US looks for more than gestures from Nicaragua

Nicaragua has yet to make any fundamental changes in the policies that most concern the United States, according to Reagan administration officials. Officials say that a recent series of conciliatory gestures made by Nicaragua are a sign that its Sandinista leaders are feeling the pressure from the United States and from US-supported Nicaragua rebels. They regard the Sandinista moves as an effort to ease that pressure.

But according to one senior administration official, there is no evidence that the Sandinistas have stopped supplying the leftist-led guerrillas in El Salvador. Officials further say the command-and-control center for the Salvadorean guerrillas is still in Nicaragua.

News reports from Nicaragua have indicated that the government there has asked Salvadorean guerrilla leaders working in and near the Nicaraguan capital of Managua to leave the country. State Department spokesman Alan Romberg said Nov. 25 that the US could not confirm that the guerrilla presence in Nicaragua had been reduced. Nor could it confirm, he said, that the Cuban military or civilian presence in Nicaragua had been reduced on a permanent basis. The reported departure of some 1,000 Cuban teachers from Nicaragua, he said, appeared to be part of an annual year-end break.

Sandinista censorship of La Prensa, Nicaragua's opposition newspaper, has diminished recently. But Mr. Romberg noted the paper is still subject to some censorship before publication.

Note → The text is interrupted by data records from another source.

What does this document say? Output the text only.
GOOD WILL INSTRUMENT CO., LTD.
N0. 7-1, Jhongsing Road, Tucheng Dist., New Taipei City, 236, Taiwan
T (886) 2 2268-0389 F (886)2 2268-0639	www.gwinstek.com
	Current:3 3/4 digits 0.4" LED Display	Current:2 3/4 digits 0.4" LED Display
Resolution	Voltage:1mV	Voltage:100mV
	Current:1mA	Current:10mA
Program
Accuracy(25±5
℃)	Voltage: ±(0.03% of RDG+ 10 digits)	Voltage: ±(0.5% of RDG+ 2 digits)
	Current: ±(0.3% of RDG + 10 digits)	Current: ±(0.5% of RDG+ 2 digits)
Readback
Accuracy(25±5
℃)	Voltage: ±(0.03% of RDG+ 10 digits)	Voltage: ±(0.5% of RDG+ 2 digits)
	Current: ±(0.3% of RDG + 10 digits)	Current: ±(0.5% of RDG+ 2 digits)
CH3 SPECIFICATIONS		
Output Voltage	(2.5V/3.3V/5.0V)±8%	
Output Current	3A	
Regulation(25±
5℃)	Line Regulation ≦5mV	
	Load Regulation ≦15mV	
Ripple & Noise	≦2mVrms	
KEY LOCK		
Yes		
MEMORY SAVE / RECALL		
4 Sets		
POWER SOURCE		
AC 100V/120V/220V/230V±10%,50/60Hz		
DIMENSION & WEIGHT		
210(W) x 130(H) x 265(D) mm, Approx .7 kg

Last month the Sandinistas presented the US with draft treaties proposing that foreign military advisers, including American advisers in El Salvador and Honduras and Cuban advisers in Nicaragua, be withdrawn. The flow of arms among countries in the region would be banned under such treaties. But American officials see loopholes in the proposed agreements that would allow Sandinista violations.

''If I were the Sandinistas, I would make statements such as they've been making to get the pressure off,'' says Elliott Abrams, assistant secretary of state for human rights and humanitarian affairs. ''I think our response to the Sandinistas was a good one, which is that verifiability is crucial.

''The problem is that it's a lot easier for them to cheat on agreements than it is for us to cheat,'' Mr. Abrams said in an interview Nov. 25. ''We can't make an agreement not to put advisers in and then put them in. We can't even do it covertly without Congress knowing - whereas any day the Sandinistas can, say, ratchet up the pressure on the church, and you face a problem.

''If you have an agreement, does that one arrest of a priest mean the whole thing should collapse and we should send advisers back to El Salvador? No. Well, does that one suspension of La Prensa mean the whole thing should collapse? It's difficult.''

Another State Department official said an additional difficulty in reaching any accommodation with Nicaragua will be a recent hardening of attitudes toward Nicaragua among other Central American nations. Officials deny allegiations, however, that President Reagan has decided, as some Central American leaders would like him to, that the Sandinista regime must be overthrown.

At the same time, a senior State Department official denied a published report saying the US is considering how to ''wind down'' the pressure from US-backed rebels fighting in Nicaragua. Officials say the pressure will continue , the main aim being to get Nicaragua to cut off its support for the Salvadorean guerrillas.